The carotenoid extraction procedure was based on Kurilich and Juvik (1999). Five hundred milligrams of maize endosperm was ground in ethanol and incubated for 6 min (6 mL ethanol, 0.1% butylated hydroxytoluene) at 85°C, followed by 10 min saponification with 120 μL (1 g/mL) KOH. Samples were vortexed, placed on ice, and 4 mL cold distilled water added. Three milliliters of 2:1 petroleum ether:diethyl ether (PE:DE) (v/v) were added to each sample, vortexed, and centrifuged for 10 min at 3,500 rpm. The upper layer was retrieved and the separation was repeated twice with 3 mL of 2:1 PE:DE (v/v). The combined fractions were made up to 10 mL, and carotenoids were measured spectrophotometrically at OD 450 nm using a Lambda UV/VIS spectrophotometer (Perkin Elmer Life Sciences), and the concentration of carotenoids were calculated using the Lambert-Beer equation (Schiedt and Liaaen-Jensen, 1995).

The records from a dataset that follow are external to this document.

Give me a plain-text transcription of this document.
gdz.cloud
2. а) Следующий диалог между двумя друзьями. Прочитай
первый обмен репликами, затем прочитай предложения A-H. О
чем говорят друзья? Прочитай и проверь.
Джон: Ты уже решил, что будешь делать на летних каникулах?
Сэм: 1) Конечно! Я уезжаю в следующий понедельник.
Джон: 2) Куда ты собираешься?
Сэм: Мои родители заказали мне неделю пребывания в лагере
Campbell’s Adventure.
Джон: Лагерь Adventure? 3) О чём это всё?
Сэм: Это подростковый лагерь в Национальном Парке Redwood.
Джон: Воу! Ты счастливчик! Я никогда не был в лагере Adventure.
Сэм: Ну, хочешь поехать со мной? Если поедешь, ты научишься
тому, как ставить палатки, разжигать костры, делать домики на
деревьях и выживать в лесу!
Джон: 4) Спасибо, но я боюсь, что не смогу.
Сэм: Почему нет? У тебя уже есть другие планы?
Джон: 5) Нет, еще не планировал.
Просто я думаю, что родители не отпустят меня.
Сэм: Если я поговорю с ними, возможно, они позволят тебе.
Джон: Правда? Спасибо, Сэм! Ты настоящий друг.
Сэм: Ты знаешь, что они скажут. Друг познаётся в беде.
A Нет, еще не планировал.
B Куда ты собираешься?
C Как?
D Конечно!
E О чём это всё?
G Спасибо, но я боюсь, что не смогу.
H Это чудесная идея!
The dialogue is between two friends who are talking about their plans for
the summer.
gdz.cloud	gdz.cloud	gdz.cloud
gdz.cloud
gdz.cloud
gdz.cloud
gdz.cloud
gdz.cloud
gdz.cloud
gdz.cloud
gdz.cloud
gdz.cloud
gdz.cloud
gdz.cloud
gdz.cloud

Measurement of β-Carotene in Developing Endosperm of High β-Carotene Lines

The carotenoid extraction procedure was based on Kurilich and Juvik (1999). Five hundred micrograms of maize endosperm was ground in ethanol and incubated for 6 min (6 mL ethanol, 0.1% butylated hydroxytoluene) at 85°C, followed by 10 min saponification with 120 μL (1 g/mL) KOH. Samples were vortexed, placed on ice, and 4 mL cold distilled water added. Three milliliters of 2:1 PE:DE (v/v) were added to each sample, vortexed, and centrifuged for 10 min at 3,500 rpm. The upper layer was retrieved and transferred to a tube with a known weight. The separation was repeated twice with 3 mL of 2:1 PE:DE (v/v) and upper layers combined and dried under nitrogen gas. Total weight of the tube was measured to obtain the net weight of dried extract in each tube. All extractions and measurements were performed in triplicates, and finally dried extract was redissolved appropriately in HPLC grade isopropanol to maintain equal concentration (100 μg/μL) in all samples. Four microliters of each sample was injected onto an Acquity ultra performance LC (UPLC) BEH C18 1.7 μm 2.1 × 100 mm (part no. 186002352) column kept at 65°C and attached to a Waters Acquity UPLC with a photodiode array detector. Separation was carried out using a linear gradient from 100% acetonitrile to 80% acetonitrile/20% isopropanol over 6 min, followed by 100% acetonitrile at 6.5 min. The solvent flow rate was 0.3 mL/min. Data were collected for 7 min total and analyzed with Empower Pro software to determine β-carotene peak area for each sample. All samples were run in triplicates and sd calculated.

Statistical Analyses

Pearson correlation analysis of transcript and carotenoid composition from 10-line subset of maize inbreds was performed using JMP v. 5.1.2 (SAS Institute) to test the statistical significance (P ≤ 0.05) of the relationship. One-way ANOVA and Tukey-Kramer honestly significant difference test for comparisons between the alleles (A–C) and ratio of β-carotene to β-cryptoxanthin or absolute levels of β-carotene in 51 lines was performed using JMP 5.1 (SAS institute Inc.).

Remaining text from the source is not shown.